Multi-modal Input

Addis AI supports multi-modal inputs, allowing you to combine text, audio, and file attachments (images, documents) in a single request.

Overview and Use Cases

Multi-modal capabilities enable:

Richer conversational experiences with visual context
Document analysis in Ethiopian languages
Image captioning and description in local languages
Voice commands with supporting documents
Educational applications with visual and audio components
Visual question answering in Amharic and Afan Oromo

Text + Audio Combination

You can combine text prompts with audio input in a single request: Endpoint: POST /chat_generate with multipart/form-data

curl -X POST https://api.addisassistant.com/api/v1/chat_generate \
  -H "X-API-Key: YOUR_API_KEY" \
  -F "chat_audio_input=@/path/to/your-audio.wav" \
  -F 'request_data={
    "prompt": "Additional text context here",
    "target_language": "am"
  };type=application/json'

bash

This approach allows you to:

Provide supplementary text context to audio input
Send voice questions with text constraints or clarifications
Combine typed and spoken input in the same request

Attachment Support

You can include file attachments (images, documents) along with text or audio:

curl -X POST https://api.addisassistant.com/api/v1/chat_generate \
  -H "X-API-Key: YOUR_API_KEY" \
  -F "image1=@/path/to/image.jpg" \
  -F "document1=@/path/to/document.pdf" \
  -F 'request_data={
    "prompt": "Describe these attachments",
    "target_language": "am",
    "attachment_field_names": ["image1", "document1"]
  };type=application/json'

bash

Important: You must list all attachment field names in the attachment_field_names array in the JSON parameters.

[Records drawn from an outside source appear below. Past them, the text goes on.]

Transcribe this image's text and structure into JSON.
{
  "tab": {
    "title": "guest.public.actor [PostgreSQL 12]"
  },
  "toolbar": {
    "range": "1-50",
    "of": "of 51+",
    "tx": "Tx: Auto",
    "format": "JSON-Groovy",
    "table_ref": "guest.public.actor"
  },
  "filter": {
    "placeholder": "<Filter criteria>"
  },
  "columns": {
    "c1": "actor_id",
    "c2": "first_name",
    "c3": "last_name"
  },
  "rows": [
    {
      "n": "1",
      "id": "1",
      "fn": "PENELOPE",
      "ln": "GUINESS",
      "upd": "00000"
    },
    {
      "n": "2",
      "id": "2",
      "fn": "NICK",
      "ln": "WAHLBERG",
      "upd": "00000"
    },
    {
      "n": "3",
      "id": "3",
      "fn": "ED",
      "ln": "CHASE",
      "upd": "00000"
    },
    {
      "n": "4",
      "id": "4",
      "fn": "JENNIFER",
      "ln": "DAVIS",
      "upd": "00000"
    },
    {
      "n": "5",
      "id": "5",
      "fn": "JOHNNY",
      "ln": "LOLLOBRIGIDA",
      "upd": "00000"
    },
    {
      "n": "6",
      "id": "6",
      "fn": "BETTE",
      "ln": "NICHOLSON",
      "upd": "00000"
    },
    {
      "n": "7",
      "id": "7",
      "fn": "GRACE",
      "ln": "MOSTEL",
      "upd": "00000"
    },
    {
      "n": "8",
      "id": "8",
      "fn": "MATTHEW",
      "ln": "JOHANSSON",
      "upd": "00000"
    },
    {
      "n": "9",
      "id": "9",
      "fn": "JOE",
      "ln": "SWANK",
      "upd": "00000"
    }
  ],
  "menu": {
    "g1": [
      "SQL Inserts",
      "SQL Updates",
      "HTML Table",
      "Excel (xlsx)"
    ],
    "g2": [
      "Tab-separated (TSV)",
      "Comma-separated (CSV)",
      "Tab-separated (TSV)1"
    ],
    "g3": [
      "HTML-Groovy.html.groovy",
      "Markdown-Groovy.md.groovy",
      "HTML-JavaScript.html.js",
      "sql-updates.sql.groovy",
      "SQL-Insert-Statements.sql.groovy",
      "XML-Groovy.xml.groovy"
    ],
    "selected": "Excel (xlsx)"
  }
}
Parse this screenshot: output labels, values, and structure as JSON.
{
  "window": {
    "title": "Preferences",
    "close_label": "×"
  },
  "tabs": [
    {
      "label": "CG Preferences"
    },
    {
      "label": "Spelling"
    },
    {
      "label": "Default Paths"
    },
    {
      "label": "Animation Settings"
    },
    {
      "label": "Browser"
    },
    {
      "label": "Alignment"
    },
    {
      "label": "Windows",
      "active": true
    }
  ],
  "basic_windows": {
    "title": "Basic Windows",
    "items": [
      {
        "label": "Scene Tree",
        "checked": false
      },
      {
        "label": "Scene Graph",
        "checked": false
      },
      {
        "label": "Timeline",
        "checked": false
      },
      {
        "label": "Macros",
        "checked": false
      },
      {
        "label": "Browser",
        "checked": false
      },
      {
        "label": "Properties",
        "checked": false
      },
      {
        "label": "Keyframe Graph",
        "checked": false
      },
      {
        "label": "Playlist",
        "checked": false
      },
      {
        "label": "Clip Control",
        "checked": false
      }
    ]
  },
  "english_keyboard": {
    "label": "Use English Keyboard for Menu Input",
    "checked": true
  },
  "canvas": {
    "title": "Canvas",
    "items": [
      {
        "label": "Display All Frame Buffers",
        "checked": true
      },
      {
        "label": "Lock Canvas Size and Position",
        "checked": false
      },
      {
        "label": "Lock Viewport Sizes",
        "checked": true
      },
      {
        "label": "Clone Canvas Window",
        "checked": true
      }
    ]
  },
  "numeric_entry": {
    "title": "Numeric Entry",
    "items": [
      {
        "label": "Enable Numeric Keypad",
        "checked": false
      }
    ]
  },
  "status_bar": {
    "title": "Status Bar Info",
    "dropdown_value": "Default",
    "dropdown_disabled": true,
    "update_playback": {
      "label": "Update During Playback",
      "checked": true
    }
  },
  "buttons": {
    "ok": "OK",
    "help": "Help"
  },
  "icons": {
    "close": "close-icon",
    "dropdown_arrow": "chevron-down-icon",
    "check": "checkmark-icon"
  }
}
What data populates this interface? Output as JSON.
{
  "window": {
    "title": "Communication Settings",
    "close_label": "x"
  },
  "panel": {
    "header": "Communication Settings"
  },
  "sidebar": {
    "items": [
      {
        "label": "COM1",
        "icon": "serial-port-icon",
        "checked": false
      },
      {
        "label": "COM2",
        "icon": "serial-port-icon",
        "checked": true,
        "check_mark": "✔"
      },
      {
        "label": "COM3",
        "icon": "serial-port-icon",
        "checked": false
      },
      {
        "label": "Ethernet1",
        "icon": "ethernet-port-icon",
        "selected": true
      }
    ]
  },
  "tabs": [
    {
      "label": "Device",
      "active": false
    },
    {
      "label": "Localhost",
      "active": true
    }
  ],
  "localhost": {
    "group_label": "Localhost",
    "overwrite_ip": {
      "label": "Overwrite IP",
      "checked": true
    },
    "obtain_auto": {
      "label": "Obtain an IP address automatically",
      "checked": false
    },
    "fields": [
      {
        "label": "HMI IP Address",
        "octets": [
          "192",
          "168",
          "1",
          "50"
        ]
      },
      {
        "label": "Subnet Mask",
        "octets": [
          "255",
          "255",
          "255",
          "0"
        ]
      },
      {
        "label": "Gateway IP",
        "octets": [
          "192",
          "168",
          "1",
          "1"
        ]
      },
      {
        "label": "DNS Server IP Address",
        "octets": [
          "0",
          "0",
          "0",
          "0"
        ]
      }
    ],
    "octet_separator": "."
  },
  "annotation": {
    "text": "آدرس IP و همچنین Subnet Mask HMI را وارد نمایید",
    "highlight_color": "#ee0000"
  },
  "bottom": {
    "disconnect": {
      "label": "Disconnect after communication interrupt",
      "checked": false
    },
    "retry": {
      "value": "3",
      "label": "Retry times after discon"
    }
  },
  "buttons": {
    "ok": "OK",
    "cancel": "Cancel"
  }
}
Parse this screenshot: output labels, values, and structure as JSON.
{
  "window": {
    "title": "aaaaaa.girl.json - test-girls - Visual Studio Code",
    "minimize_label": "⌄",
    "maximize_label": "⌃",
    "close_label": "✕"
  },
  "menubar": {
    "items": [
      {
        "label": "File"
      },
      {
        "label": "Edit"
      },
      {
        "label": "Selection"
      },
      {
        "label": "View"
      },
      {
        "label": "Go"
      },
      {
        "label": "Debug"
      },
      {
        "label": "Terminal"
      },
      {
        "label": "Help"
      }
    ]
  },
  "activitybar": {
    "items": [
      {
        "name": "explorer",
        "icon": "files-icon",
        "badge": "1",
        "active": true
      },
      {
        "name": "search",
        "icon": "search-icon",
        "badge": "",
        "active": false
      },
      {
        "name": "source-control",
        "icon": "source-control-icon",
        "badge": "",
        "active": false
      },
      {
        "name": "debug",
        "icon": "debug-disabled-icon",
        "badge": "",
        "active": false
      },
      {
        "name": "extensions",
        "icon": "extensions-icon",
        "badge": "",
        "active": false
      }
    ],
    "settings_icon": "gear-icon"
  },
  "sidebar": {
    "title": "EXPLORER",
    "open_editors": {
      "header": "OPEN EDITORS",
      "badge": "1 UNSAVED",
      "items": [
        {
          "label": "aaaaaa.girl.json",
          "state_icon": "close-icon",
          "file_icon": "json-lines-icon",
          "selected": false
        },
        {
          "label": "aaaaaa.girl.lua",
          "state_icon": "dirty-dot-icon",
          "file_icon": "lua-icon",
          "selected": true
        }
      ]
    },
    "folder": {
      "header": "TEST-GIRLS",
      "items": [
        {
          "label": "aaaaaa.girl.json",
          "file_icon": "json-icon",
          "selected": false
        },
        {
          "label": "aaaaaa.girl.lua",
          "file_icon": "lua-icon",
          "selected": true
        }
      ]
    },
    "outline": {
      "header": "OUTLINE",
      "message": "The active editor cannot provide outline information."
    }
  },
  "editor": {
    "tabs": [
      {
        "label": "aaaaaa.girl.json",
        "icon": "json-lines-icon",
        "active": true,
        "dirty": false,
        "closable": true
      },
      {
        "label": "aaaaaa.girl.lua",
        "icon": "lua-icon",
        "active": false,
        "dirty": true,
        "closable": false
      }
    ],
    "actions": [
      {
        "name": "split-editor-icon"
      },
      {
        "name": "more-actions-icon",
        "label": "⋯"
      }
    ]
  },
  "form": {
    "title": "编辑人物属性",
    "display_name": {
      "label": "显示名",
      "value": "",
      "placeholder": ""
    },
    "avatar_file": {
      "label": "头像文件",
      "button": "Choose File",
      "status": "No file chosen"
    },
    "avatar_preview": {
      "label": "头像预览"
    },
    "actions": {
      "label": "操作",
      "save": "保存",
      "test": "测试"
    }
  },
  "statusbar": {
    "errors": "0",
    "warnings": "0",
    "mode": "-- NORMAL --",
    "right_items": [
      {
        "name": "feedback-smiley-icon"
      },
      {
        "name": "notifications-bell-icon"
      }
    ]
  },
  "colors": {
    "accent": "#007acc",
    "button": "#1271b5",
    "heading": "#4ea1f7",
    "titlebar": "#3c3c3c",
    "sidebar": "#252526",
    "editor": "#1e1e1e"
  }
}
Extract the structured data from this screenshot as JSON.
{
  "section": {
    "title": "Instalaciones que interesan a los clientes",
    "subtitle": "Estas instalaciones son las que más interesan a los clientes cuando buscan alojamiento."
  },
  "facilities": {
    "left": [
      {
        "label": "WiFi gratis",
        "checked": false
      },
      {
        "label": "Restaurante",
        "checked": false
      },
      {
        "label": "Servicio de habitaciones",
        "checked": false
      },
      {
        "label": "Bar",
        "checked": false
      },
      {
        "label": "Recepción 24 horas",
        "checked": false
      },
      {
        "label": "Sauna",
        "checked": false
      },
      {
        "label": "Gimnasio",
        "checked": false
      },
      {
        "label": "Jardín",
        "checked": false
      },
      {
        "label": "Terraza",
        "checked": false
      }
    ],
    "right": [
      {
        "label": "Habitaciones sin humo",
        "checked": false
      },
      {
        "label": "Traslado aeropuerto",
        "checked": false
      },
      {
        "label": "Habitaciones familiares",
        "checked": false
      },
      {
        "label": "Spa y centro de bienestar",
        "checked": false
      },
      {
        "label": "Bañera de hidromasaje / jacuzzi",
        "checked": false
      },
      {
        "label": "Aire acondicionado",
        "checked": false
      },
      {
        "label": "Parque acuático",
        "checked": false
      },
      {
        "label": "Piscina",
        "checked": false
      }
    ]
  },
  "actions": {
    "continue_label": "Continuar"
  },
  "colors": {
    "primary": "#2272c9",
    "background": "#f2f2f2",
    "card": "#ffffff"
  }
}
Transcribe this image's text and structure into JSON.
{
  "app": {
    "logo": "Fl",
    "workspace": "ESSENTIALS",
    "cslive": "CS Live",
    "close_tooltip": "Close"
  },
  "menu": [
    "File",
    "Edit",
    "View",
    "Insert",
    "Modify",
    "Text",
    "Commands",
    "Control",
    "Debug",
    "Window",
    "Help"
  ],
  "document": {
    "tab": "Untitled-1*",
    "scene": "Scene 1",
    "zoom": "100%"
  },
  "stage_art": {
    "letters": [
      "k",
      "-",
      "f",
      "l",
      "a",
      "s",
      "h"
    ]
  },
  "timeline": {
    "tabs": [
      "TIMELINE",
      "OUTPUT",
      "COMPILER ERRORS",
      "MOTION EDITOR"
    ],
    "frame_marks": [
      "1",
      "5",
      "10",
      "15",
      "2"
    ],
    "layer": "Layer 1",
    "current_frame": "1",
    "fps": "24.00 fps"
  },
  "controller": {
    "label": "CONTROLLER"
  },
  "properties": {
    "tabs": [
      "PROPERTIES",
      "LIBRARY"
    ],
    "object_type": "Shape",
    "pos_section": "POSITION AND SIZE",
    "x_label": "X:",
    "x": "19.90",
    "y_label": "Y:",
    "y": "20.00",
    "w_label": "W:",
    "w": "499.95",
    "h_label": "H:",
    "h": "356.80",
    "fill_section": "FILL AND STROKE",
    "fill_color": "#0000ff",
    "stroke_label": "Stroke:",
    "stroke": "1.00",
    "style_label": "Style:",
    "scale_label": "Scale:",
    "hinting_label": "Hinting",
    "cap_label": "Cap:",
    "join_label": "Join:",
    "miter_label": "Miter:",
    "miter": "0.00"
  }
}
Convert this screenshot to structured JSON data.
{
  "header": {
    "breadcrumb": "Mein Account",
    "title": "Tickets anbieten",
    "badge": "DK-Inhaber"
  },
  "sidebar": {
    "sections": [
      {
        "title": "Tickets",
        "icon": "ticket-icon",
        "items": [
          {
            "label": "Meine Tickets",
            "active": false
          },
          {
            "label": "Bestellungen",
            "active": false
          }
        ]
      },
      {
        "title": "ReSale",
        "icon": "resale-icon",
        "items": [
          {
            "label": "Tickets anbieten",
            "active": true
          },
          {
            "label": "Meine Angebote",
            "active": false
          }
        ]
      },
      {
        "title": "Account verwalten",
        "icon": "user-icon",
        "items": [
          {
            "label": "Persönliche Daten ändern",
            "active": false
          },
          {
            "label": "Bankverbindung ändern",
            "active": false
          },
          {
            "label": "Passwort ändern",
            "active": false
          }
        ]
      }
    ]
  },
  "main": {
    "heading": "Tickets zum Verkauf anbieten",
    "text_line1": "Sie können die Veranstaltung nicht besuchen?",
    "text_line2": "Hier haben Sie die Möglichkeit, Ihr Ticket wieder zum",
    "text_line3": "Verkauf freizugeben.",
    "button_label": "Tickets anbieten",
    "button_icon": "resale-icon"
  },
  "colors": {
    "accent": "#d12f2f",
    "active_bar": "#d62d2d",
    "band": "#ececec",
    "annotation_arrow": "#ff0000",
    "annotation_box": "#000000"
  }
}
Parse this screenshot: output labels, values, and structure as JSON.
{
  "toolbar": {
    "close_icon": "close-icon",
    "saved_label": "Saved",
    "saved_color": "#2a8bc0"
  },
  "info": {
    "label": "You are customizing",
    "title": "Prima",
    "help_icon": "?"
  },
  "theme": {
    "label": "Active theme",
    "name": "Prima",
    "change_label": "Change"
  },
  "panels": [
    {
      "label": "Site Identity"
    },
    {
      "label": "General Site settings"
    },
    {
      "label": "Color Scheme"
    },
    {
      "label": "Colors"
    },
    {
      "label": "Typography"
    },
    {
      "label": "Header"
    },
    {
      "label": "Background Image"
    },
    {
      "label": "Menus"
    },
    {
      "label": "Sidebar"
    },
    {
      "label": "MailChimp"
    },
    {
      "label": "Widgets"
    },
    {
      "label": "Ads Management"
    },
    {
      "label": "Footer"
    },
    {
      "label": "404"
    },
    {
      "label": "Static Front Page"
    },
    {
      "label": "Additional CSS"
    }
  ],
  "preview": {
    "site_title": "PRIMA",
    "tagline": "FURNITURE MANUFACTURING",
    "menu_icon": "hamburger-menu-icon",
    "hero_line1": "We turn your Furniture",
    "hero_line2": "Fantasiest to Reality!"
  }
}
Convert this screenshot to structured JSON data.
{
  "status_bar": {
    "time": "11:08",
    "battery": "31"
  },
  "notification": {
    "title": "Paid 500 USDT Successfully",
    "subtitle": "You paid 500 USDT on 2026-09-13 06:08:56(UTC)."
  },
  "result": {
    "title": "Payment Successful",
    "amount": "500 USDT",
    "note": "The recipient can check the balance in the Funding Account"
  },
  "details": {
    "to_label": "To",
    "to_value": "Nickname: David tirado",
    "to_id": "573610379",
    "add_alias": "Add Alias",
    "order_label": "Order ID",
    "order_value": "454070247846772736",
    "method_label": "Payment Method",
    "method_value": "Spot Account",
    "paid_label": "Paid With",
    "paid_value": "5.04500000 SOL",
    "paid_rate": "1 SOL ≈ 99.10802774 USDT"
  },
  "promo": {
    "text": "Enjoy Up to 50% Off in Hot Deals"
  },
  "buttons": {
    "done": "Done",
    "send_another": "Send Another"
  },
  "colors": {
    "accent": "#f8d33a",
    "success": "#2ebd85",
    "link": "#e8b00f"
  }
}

Supported Attachment Types

The system supports various file types, including: | File Type | Supported Formats | | --------- | --------------------------------------- | | Images | JPEG, PNG, WebP, GIF (first frame), BMP | | Documents | PDF, TXT, RTF, DOCX, PPTX, XLSX | | Audio | WAV, MP3, M4A, FLAC, OGG, WebM |

Image Analysis

When you include image attachments, Addis AI can:

Describe the contents of images in Amharic or Afan Oromo
Answer questions about visual content
Extract text from images (OCR) and respond to it
Use visual context to inform responses

Sample Image Queries

"ይህን ምስል አብራራልኝ"  (Describe this image)
"በዚህ ምስል ላይ ምን አለ?" (What is in this image?)
"በዚህ ምስል ላይ ስንት ሰዎች አሉ?" (How many people are in this image?)
"በዚህ ምስል ላይ ያለው ጽሑፍ ምንድን ነው?" (What text is in this image?)

text

Document Processing

When you include document attachments, Addis AI can:

Summarize document content in the target language
Answer questions about document content
Extract and analyze information from PDF, Word, or text files
Process bilingual documents and respond in the target language

Response Format with Attachments

Responses to multi-modal inputs follow the standard response format, with the addition of the uploaded_attachments field that contains references to the uploaded files:

{
  "response_text": "The image shows a traditional Ethiopian coffee ceremony...",
  "finish_reason": "stop",
  "usage_metadata": { ... },
  "modelVersion": "Addis-፩-አሌፍ",
  "uploaded_attachments": [
    { "fileUri": "gs://.../file1.png", "mimeType": "image/png" },
    { "fileUri": "gs://.../file2.pdf", "mimeType": "application/pdf" }
  ]
}

json

The uploaded_attachments array contains the file URIs and MIME types that can be referenced in future conversation turns.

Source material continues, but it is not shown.